O Twas a mouing Epicedium!
Can Fire? can Time? can blackest Fate consume
So rare creation? No; tis thwart to sence,
Corruption quakes to touch such excellence,
Nature exclaimes for Iustice, Iustice Fate,
Ought into nought can neuer remigrate.
Then looke; for see what glorious issue brighter
Then clearest fire, and beyond faith farre whiter
Then Dians tier) now springs from yonder flame?
Let me stand numb'd with WONDER, neuer came
So strong amazement on ASTONISH’D eie
As this, this measurelesse pure RARITIE.
Lo now; th'xtracture of deuinest ESSENCE,
The Soule of heauens labour'd Quintessence,
(Peans to Phoebus) from deare Louer's death,
Takes sweete creation and all blessing breath.
What STRANGENESS is't that from the Turtles ashes
Assumes such forme?
(whose SPLENDOR clearer flashes,
Then mounted Delius) tell me genuine Muse.
Now yeeld your aides, you spirites that infuse
A SACRED RAPTURE, light my weaker eie:
Raise my inuention on swift Phantasie,
That whilft of this same Metaphisicall
God, Man, nor Woman, but elix'd of all
My labouring thoughts, with strained ardor sing,
My Muse may mount with an vncommon wing. 

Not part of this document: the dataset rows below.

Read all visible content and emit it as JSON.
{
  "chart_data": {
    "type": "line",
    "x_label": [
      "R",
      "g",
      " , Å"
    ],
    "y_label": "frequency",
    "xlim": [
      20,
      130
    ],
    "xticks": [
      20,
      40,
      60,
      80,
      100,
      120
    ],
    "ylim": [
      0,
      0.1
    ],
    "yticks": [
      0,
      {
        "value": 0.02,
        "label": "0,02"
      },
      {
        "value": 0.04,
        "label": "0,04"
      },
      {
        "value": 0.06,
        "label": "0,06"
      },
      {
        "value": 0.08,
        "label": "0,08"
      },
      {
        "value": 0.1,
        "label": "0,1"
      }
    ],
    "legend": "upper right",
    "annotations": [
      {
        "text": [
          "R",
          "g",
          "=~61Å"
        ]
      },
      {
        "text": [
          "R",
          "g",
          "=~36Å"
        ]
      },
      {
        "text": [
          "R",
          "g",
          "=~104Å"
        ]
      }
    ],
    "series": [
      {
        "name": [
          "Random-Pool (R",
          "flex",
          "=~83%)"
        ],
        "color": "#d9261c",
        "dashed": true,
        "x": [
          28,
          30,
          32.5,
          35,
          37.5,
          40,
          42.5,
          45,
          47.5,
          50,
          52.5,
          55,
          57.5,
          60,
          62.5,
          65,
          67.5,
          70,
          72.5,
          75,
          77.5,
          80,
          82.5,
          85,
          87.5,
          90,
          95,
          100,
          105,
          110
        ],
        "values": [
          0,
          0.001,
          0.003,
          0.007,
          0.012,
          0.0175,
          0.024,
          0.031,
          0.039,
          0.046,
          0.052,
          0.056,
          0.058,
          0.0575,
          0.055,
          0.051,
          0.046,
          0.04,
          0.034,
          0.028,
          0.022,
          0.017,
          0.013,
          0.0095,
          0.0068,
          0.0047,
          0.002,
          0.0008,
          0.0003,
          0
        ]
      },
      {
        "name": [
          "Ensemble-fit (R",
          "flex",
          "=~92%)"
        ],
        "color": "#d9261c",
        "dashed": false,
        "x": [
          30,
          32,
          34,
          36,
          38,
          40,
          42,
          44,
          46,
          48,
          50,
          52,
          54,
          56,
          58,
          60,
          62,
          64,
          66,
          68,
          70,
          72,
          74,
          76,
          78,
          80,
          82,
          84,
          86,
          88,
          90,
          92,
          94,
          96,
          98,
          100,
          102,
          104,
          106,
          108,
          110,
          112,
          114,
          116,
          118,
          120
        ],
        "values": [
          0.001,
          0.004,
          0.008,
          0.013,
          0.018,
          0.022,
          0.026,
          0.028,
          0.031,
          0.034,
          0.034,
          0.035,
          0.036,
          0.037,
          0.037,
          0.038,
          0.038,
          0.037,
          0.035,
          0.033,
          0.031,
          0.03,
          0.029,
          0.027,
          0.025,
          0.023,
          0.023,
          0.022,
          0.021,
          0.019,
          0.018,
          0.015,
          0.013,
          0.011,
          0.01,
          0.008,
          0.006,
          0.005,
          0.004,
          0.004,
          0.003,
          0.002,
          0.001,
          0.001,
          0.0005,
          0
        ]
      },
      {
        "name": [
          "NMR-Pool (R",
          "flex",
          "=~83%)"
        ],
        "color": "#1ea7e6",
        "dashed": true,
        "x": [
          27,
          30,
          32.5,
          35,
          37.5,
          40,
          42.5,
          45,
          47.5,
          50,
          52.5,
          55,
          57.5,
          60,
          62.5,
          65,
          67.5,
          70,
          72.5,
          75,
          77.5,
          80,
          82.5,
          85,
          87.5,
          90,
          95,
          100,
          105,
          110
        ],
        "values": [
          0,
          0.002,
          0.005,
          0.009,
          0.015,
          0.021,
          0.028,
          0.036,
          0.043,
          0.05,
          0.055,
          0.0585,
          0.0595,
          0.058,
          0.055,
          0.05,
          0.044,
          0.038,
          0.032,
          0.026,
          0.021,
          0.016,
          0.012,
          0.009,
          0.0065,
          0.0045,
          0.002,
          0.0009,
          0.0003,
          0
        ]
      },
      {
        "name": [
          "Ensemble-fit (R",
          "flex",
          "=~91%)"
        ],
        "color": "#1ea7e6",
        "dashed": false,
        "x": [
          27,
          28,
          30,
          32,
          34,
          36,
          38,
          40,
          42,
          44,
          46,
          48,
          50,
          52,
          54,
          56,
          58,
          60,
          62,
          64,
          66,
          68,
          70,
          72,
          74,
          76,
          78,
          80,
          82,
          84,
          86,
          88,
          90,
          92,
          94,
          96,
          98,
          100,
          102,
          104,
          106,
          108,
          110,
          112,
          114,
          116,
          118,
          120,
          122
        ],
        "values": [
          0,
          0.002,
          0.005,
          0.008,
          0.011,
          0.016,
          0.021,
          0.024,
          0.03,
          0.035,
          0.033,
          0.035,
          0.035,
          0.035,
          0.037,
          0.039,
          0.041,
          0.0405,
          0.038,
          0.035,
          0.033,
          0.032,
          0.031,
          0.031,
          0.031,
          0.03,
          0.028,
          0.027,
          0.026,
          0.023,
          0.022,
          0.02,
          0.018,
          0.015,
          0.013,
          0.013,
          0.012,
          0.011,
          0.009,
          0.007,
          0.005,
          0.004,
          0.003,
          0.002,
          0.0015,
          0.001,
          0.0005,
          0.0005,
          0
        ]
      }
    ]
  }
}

*********************************************
 


Of Mere Being
By Wallace Stevens

The palm at the end of the mind,
Beyond the last thought, rises
In the bronze decor,

A gold-feathered bird
Sings in the palm, without human meaning,
Without human feeling, a foreign song.

You know then that it is not the reason
That makes us happy or unhappy.
The bird sings. Its feathers shine.

The palm stands on the edge of space.
The wind moves slowly in the branches.
The bird's fire-fangled feathers dangle down.